Secure file transfer: The cornerstone of digital government
- By Bob Janacek
- Oct 08, 2015
As state and local government agencies move from costly, inefficient paper-based systems to electronic processing, they’re often stymied by privacy and security requirements.
Before law enforcement officials can legally search someone’s property, for example, they need a warrant – often a paper form, which must be couriered to a judge (who must first be located), and then carried to the location where the warrant will be served. This could take several hours, during which the opportunity to catch a criminal may be lost. Police efforts are handcuffed while officers wait.
So why can’t the warrant just get emailed to the judge? Simple – privacy and security regulations. Electronic transmission of certain documents, like search warrants, must be secured.
External-facing processes aren’t much better. Citizens applying for permits or making payments to their city or town fill out forms, mail them in and wait for them to be processed. Each paper form submitted by a citizen requires someone at the town office to process it. This entails entering the information into a database, which takes time and increases the potential for error.
So why can’t citizens be responsible for their own data entry, via the Internet? Again – privacy and security regulations. If a citizen is going to submit information online, the transmission of the information must be secured.
Unscrambling the solution
The good news is that there is technology available to help understaffed city departments to process requests involving sensitive citizen information and to support internal processes such as warrants. It's called encrypted file transfer.
Encryption lets law enforcement securely send a search warrant to a judge, who can approve it and securely email it back – within minutes. Encryption can also allow citizens to request permits and file their local taxes or make other payments online. It allows local governments to remain compliant in the handling and transmitting of confidential information.

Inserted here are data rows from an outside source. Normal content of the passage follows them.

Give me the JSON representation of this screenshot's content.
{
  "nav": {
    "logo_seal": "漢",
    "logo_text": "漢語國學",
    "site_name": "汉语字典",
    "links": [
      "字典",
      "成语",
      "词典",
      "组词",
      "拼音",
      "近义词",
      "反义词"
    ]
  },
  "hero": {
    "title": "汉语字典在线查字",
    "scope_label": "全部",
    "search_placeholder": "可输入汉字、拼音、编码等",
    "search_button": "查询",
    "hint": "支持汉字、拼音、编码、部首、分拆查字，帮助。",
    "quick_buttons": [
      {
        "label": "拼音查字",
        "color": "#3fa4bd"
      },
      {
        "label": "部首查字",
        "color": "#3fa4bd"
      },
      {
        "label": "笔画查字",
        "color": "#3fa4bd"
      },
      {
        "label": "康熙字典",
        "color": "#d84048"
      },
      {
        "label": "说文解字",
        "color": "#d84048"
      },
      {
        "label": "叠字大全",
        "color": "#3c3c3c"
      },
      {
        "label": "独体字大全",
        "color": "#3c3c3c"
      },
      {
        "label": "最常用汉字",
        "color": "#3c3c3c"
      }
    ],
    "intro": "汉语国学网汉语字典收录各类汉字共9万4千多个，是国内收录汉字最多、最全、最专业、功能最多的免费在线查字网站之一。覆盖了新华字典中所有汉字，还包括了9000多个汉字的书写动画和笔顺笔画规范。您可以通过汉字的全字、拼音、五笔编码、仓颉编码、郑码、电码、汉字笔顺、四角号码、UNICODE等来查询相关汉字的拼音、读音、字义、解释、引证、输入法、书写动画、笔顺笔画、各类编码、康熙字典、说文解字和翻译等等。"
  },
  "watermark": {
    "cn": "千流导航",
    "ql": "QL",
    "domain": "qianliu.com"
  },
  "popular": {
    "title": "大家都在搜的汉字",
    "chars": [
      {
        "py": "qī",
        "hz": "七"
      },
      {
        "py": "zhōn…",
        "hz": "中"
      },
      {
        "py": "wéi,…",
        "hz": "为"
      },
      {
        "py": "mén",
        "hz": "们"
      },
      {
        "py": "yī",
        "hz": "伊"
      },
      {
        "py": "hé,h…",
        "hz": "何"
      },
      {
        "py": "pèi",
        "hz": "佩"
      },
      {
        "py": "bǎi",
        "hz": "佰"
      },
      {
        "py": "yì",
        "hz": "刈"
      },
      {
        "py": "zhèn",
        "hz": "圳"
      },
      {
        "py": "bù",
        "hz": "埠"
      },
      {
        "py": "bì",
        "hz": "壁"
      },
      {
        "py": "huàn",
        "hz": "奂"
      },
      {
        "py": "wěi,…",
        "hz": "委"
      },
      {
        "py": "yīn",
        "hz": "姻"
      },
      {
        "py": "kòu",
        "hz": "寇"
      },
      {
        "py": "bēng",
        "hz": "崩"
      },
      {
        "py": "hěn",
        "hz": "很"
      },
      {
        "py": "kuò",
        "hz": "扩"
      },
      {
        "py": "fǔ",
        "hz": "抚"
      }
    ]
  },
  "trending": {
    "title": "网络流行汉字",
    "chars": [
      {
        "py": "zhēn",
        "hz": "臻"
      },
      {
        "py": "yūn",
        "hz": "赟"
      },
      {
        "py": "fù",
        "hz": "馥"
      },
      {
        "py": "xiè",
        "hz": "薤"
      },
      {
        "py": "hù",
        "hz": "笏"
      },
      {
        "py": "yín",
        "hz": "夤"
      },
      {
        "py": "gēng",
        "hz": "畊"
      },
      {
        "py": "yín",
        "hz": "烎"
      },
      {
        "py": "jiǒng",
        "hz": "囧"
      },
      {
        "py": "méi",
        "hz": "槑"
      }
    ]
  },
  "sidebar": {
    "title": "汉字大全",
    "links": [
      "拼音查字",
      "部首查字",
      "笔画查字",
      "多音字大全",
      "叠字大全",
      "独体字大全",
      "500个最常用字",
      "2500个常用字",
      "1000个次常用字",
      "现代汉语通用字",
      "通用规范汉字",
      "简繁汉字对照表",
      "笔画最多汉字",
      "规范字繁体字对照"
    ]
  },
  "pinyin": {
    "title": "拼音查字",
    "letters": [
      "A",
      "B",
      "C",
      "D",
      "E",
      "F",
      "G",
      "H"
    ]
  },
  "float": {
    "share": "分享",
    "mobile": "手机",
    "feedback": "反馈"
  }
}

In Green, Ohio, for example, officials upgraded the town’s electronic tax filing system. The new interface, simple and intuitive, allows residents to complete and file their tax forms electronically -- secure file transfer technology encrypts and submits the information, calculates the taxes owed and sends a confirmation email to the user. Not only is this easier and faster for taxpayers, it relieves the Green Income Tax Division’s tiny staff of manually processing paper-based forms.
Green’s story is not unique, as many government agencies move to electronic communications. The benefits include lower costs, greater convenience, expedited communications and less chance of human error. The only sticking point, until recently, has been ensuring data security that meets rigid government requirements.
But once an easy-to-use – and secure – system is implemented, citizens can file for permits and licenses via secured online forms, ensuring accuracy of information and saving time. Companies can request and receive confidential background checks on potential hires through secured transmissions. Police agencies can send requests for warrants to judges who can approve them instantly, allowing officers to execute searches and arrests immediately.
Encrypted communication, in other words, is helping agencies increase efficiency in both internal and citizen-facing processes. It's time to ditch the paper.
Bob Janacek is co-founder and chief technology officer of DataMotion.